VOL. 124 | NO. 99 | Thursday, May 21, 2009
Memories of Jumping In the Hospital Elevator
By Tom Wilemon
Watching the new UT-Baptist Research Park go up against the Memphis skyline, I often think of the hospital that once stood there.
I think of a toy truck, painted bright yellow like the construction equipment there now, rolling across the floor of the intensive care unit’s waiting room. I think about riding the elevators and anticipating the right moment to jump to feel the thrill of gravity.
As a 4-year-old child, I didn’t realize how dire the situation was.
We celebrated Christmas in a waiting room of the old Baptist Memorial Hospital in 1969 because my mother would not leave my 19-year-old brother. He was paralyzed and in a coma that would last for 45 days after crashing his Dodge Coronet into a ravine along U.S. 72. My mother, Betty, had even been there a year earlier contending with her own illness.
Covering the health care and biotech beat for The Daily News, I can’t help but think about how Memphis, its physicians, nurses and medical innovations have affected my family. I didn’t grow up here, but as is true for thousands of other Mid-Southerners, it was the only city I knew.
Memphis was and still is the place that families from towns barely big enough to have a stoplight come to for the best medical attention available and to pray for miracles.

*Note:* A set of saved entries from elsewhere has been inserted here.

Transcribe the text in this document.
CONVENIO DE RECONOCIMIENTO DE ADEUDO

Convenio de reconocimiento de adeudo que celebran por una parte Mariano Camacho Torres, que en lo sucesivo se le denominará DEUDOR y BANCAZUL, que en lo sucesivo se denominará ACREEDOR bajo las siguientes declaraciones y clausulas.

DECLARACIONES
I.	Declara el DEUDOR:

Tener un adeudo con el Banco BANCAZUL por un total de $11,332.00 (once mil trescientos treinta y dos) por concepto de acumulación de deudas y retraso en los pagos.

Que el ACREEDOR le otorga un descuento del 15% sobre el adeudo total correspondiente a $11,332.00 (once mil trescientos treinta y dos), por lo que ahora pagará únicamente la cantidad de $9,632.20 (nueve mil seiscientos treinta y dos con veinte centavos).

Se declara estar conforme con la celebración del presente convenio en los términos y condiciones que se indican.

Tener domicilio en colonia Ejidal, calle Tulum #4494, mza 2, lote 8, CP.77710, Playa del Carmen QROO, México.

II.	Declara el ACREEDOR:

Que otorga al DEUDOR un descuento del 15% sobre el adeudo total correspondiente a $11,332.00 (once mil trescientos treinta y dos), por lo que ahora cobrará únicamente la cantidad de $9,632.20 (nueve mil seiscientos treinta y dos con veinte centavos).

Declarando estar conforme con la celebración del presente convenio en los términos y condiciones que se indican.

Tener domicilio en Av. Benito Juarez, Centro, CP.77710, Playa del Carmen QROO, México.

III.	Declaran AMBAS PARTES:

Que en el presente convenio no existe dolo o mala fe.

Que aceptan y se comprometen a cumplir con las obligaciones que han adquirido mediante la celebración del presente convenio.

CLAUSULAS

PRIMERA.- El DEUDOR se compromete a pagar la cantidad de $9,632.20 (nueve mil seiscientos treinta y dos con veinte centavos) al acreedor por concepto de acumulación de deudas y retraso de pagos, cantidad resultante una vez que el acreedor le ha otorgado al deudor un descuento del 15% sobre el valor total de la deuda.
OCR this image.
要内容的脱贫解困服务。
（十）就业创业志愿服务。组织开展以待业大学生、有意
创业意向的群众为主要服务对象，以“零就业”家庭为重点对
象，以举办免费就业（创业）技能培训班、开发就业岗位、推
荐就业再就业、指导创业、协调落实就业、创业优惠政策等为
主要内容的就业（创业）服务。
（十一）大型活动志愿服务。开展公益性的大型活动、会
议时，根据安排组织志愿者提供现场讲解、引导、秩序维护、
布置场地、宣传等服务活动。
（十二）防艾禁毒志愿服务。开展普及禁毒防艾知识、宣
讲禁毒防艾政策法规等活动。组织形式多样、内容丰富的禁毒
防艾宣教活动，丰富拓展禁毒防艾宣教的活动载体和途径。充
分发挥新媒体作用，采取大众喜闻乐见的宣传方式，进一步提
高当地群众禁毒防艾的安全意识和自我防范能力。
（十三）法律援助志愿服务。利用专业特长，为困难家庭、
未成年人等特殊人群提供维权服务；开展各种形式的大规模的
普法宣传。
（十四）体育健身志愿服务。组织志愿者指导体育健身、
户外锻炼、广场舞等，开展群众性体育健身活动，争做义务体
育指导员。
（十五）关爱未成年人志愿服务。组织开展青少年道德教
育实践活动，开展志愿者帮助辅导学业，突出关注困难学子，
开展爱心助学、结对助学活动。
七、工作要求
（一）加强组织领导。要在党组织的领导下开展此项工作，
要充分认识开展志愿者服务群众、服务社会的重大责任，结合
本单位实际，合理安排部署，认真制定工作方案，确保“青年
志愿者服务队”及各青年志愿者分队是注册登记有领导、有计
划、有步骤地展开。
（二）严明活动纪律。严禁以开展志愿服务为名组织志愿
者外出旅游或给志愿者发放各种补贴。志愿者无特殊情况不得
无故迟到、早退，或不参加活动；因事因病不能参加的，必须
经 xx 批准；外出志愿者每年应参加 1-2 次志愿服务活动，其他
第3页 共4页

My mother came to the city in 1968 because blood clots were forming in her legs. Dr. Robert Miles performed surgery on her, inserting a vena cava strainer to keep those blood clots from going to her lungs. The strainer, which became known as the Miles clip, was his invention and one that was used on President Richard Nixon’s leg.
The next year, mother was back at the hospital with Tim after his car accident. Dr. Edward Kaplan was his neurosurgeon. I’m not sure what type of medical procedure Kaplan did for my brother, but I do know that my mother is still grateful for Tim’s survival. He turned 59 in January.
One thing that has changed about Memphis 40 years after spending Christmas in that hospital waiting room is this city is no longer just a regional center for medicine.
Doctors and scientists here are making discoveries and creating innovations for people all over the globe. At St. Jude Children’s Research Hospital, Richard Webby and Robert Webster have traced the origins of influenza viruses back to birds and swine and are developing vaccines through a partnership with the World Health Organization.
In other research related to influenza, Jerry Aldridge Jr. and Webster have identified cell types that can damage lungs in a severe influenza pandemic, like the one that occurred in 1918, and discovered an existing diabetes drug can reduce these cell types. The influenza research is just one part of the continuing work at St. Jude.
Scientists at the University of Tennessee Health Science Center have discovered new drug therapies and other medical innovations. Professor Duane Miller received 16 patents for drug discoveries from 2006-2008, some of which are on the verge of receiving approval from the U.S. Food and Drug Administration.
Professor Herb Zeman, now retired, invented imaging technology that allows health care professionals to see blood vessels beneath the skin. This technology is already on the market. Miller and Zeman are only two of several professors with patents for medical technologies.
Other research is under way in the orthopedic companies based in Memphis. Clinical studies also are going on at hospitals. One such study is being conducted at the Regional Medical Center at Memphis. People with brain injuries are being given concentrated salt intravenously to lessen swelling in the brain.
Hopefully, this will allow more people to survive brain injuries, as my brother did.
I’m sure thousands of other Mid-Southerners have similar memories about how medical innovations helped miracles occur. They have also ridden the hospital elevators.